Teach this topic through layered inquiry: begin with concrete geographic anchors, then layer economic and environmental data, and finish with policy simulations. Avoid presenting renewables as universally superior; instead, build students’ capacity to weigh trade-offs using real Canadian contexts. Research shows students retain geographic and economic reasoning better when they work with authentic data and multiple perspectives.

Students will articulate geographic distributions of energy sources, evaluate environmental and economic trade-offs, and justify policy recommendations using evidence from maps, data, and discussions. Successful learning appears when students reference specific Canadian regions, cite lifecycle impacts, and balance multiple stakeholder perspectives.

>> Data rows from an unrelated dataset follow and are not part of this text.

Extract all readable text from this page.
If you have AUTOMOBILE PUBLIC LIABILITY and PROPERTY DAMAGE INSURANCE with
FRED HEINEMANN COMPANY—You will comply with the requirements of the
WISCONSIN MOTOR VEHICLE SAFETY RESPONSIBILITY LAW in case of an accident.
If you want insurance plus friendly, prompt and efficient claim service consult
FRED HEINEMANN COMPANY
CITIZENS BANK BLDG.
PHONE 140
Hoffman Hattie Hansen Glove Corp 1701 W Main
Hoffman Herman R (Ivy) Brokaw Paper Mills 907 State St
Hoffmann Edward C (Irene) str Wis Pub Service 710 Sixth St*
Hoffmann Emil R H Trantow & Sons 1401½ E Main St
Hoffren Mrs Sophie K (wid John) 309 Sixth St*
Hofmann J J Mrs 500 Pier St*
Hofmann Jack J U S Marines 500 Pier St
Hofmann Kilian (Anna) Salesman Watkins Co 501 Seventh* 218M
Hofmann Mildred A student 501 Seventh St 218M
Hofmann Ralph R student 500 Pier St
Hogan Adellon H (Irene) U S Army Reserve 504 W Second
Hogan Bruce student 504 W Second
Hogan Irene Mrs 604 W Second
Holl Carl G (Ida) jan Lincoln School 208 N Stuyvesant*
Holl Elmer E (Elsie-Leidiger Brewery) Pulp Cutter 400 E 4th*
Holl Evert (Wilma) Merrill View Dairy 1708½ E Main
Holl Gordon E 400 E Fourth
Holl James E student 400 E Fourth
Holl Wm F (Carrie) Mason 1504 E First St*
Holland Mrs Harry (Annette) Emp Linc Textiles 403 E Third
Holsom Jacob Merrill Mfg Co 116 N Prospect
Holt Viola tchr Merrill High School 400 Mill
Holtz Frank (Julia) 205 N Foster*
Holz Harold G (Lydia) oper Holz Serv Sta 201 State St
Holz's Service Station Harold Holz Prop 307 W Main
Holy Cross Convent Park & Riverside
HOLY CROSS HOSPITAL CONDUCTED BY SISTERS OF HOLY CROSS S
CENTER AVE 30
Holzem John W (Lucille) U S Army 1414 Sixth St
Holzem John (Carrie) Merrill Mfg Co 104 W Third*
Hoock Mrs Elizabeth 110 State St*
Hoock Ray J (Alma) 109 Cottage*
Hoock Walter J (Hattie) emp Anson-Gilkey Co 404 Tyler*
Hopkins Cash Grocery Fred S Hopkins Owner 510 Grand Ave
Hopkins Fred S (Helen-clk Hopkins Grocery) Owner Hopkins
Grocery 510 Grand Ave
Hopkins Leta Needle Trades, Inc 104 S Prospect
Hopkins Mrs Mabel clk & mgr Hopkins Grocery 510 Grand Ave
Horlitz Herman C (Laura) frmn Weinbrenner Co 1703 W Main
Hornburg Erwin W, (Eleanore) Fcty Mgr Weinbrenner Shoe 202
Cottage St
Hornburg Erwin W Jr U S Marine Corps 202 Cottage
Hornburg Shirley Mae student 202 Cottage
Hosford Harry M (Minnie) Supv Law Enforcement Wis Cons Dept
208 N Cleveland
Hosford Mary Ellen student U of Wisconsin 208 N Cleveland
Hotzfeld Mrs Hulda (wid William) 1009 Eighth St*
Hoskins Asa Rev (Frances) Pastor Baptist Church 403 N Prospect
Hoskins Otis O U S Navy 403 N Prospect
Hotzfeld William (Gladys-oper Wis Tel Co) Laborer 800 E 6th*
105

Watch Out for These Misconceptions

  • During the Gallery Walk, watch for students assuming renewables have zero environmental impact when they see neat solar panels or wind turbines.

    Use the map overlays at each station to prompt students to identify habitat fragmentation, rare earth mining sites, or river diversions, then ask groups to rank impacts from least to most severe.

  • During the Jigsaw, watch for students generalizing that all fossil fuels are equally distributed because they share a broad category.

    Require each expert group to highlight the exact geographic concentration of their source on a blank map of Canada and present one key geological reason for its location, forcing specificity in spatial reasoning.

  • During the Policy Debate Carousel, watch for students reducing the energy transition to a single issue like cost or carbon alone.

    Provide a decision matrix with columns for environmental impact, economic cost, geographic feasibility, and political will, then require students to defend their final policy choice using evidence from all four columns.